Récemment, l’administration municipale de Gatineau-la-Neuve invitait la population à prendre place dans une consultation publique sur le développement éventuel de ce boisé localisé dans le secteur Aylmer.
On a qualifié d’assistance record le nombre de participants qui se sont rendus à la maison des pionniers pour prendre connaissance des trois scénarios de développement et de conservation de la forêt proposés par l’Administration municipale.
La Ville a proposé trois options qui conserveraient à des pourcentages différents le grand boisé situé entre le Boulevard des Allumettières au sud et le chemin Boucher au nord, le chemin Vanier à l’est et le chemin Klock à l’ouest. Bien entendu, il y a déjà du développement domiciliaire à l’intérieur de ce quadrilatère et il n’est pas question de raser tout ça.
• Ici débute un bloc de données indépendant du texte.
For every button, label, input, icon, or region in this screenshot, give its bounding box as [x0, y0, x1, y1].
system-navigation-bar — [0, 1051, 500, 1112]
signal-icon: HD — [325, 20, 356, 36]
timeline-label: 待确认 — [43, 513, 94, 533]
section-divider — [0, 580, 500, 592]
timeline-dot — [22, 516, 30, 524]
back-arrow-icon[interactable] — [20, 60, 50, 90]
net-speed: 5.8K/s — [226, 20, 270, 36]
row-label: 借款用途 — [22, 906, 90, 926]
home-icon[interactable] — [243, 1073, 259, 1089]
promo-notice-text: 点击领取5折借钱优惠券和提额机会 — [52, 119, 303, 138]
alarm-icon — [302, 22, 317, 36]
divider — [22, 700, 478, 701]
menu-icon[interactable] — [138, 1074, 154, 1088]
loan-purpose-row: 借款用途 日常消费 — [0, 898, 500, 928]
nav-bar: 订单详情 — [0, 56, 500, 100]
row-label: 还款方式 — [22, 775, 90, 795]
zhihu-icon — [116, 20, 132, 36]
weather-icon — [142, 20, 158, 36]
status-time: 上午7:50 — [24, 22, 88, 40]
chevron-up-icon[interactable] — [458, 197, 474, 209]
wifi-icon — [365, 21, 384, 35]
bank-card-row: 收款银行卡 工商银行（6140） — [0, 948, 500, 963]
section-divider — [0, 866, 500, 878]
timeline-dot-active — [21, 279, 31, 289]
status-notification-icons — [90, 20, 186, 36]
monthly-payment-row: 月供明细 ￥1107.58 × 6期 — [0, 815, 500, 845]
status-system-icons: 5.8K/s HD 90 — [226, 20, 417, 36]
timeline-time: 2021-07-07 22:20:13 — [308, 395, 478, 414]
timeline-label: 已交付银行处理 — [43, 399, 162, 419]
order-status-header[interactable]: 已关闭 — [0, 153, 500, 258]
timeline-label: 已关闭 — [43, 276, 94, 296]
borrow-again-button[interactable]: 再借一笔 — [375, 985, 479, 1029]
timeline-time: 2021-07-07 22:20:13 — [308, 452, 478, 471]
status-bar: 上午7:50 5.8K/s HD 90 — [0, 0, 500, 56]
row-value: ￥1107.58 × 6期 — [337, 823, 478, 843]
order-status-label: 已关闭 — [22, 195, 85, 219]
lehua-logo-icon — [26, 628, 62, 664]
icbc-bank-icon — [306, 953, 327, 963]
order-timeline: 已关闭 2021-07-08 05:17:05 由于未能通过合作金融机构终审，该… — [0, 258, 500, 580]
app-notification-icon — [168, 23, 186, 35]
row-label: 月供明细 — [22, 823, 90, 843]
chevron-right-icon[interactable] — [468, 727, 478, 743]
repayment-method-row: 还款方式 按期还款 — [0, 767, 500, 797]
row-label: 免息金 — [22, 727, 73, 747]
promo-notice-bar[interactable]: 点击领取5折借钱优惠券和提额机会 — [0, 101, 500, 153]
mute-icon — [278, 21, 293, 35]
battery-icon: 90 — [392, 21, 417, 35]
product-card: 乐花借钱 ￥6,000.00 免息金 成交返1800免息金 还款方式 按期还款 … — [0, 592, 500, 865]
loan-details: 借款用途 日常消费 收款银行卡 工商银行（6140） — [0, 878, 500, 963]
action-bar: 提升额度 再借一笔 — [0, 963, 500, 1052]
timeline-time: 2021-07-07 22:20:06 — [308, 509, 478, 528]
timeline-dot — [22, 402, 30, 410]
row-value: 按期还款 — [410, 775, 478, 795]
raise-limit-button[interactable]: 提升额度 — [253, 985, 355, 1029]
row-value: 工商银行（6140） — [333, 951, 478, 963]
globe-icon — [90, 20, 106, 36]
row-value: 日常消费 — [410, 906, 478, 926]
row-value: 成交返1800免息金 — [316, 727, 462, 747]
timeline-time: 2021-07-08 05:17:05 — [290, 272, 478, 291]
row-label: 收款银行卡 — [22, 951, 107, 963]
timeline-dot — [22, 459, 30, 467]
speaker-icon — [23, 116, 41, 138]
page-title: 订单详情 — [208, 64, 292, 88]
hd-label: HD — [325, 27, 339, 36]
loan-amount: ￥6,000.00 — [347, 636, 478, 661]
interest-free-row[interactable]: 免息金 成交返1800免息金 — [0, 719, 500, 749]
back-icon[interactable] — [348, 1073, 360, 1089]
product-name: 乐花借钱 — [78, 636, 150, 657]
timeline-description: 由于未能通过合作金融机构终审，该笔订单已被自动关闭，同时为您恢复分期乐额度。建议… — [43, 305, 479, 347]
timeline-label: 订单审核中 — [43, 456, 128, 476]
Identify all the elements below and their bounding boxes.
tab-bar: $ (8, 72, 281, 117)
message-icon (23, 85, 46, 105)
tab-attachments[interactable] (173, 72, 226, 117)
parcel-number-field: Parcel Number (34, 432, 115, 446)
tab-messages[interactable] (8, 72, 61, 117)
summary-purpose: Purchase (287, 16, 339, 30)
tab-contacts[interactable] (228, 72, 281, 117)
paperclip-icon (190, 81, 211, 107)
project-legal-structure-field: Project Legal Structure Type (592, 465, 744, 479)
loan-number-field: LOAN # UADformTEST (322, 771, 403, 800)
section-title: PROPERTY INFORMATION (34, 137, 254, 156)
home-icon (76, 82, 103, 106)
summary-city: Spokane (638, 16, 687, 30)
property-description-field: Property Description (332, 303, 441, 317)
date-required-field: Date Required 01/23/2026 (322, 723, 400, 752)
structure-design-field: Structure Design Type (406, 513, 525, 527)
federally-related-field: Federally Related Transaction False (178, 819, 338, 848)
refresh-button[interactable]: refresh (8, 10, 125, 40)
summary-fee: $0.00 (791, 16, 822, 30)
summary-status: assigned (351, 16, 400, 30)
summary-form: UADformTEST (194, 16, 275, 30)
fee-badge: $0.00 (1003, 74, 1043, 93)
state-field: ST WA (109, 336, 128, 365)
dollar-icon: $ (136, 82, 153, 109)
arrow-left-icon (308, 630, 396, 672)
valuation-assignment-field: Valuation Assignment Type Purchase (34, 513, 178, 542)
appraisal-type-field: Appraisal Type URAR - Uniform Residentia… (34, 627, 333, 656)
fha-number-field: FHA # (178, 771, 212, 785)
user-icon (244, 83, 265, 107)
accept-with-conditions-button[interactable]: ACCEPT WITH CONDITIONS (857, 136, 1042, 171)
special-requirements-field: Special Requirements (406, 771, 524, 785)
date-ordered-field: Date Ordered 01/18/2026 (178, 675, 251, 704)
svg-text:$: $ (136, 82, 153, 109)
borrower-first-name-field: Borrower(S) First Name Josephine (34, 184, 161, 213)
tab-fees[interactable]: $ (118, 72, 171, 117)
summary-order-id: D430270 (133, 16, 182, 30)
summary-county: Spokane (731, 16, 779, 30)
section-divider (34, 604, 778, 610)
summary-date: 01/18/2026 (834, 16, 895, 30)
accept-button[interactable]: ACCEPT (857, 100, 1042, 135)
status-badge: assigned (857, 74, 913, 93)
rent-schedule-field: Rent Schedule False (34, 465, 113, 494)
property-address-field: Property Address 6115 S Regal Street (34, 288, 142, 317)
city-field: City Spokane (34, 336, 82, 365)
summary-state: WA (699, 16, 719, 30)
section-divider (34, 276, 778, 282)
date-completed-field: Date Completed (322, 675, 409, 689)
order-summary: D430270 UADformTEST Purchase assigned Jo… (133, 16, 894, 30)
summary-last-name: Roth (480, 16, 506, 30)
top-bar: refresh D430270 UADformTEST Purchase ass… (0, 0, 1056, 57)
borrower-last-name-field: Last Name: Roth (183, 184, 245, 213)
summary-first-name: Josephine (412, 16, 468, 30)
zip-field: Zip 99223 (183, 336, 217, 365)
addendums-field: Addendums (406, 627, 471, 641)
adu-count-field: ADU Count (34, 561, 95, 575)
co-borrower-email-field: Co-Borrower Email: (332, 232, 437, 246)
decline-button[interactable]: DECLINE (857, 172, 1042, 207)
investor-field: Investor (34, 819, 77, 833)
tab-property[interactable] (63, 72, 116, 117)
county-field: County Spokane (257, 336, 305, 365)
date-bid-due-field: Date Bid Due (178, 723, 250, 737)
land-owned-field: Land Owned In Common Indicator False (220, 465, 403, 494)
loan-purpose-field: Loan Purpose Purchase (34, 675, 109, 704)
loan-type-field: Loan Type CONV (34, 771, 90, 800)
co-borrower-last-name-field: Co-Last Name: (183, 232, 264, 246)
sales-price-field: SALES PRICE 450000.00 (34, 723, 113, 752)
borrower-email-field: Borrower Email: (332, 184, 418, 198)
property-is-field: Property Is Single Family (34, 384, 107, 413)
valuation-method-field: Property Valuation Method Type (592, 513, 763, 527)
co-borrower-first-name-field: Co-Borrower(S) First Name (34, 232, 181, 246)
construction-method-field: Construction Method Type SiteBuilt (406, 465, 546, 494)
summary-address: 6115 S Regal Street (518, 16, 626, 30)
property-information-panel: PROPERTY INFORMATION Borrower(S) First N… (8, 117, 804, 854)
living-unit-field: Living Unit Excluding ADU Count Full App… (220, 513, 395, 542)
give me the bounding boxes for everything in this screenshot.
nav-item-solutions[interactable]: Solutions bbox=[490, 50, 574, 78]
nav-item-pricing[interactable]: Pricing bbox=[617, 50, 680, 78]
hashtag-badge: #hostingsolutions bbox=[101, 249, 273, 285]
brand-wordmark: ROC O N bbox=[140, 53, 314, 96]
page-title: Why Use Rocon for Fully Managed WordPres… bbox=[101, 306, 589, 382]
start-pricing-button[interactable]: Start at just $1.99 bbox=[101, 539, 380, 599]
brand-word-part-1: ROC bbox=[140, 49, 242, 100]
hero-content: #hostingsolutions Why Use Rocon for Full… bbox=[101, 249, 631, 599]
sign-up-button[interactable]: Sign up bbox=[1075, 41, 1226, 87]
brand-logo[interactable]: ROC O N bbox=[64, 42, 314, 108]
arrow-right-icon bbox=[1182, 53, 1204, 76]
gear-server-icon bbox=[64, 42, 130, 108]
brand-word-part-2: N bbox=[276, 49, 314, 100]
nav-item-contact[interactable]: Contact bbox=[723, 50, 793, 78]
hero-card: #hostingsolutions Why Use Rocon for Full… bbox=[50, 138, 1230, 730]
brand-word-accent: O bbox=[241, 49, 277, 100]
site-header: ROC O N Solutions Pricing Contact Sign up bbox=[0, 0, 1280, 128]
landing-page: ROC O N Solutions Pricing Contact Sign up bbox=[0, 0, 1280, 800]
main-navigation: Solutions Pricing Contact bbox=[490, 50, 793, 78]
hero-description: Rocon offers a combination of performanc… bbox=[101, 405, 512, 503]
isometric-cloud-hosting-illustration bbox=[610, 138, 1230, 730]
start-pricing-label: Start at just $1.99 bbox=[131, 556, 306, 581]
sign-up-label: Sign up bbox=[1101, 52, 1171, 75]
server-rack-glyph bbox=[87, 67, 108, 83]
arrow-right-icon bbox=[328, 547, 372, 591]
Cependant, une des options propose de stopper le développement à 100 %. Une deuxième permet de conserver 85 % du boisé actuel et une troisième option conserverait 70 % de la forêt telle qu’elle existe en 2008. Il faut bien comprendre cependant que la Ville n’est pas propriétaire de tout cet espace et qu’elle devra exproprier ceux qui détiennent les droits sur certains lots cadastrés au sein de ce boisé. Attention à la facture !
Non seulement faudra-t-il acheter les terrains, mais il faudra prévoir un budget d’aménagement de plus de 4-millions de dollars, peu importe l’option choisie, pour y construire un centre d’interprétation de la flore et de la faune, des sentiers pédestres, des pistes cyclables et des pistes pour le ski de randonnée.
Si l’option à 70 % est choisie, l’achat de terrains serait d’environ 2,2-millions $ et le développement domiciliaire qui se ferait sur l’autre 30 % générerait des revenus de 5,2-millions $ par année. C’est donc dire que la dépense encourue par Gatineau-la-Neuve, aux alentours de 7-millions $ serait compensée en moins de deux ans par les revenus fonciers.
L’option à 85 % demande des investissements d’environ 8,5-millions $ et les revenus seraient d’à peu près 3,8-millions $. On parle donc d’un remboursement sur trois ans.
Quant à l’option à 100 %, elle coûterait plus de 6-millions $ d’acquisition et 4,6-millions $ pour les aménagements sans générer aucun revenu foncier annuel. Les 165 participants à la consultation ont toutefois opté majoritairement pour l’acquisition à 100 %.
Il semble que pour eux l’argent n’est pas important. On veut un parc pour nous et les générations futures. Le domiciliaire ça dérange. Pourtant, ils devraient savoir que lorsque les gens se construisent en périphérie de la ville ils font de l’étalement. C’est la pire des solutions car ils utilisent nos équipements urbains sans en payer les coûts d’infrastructure.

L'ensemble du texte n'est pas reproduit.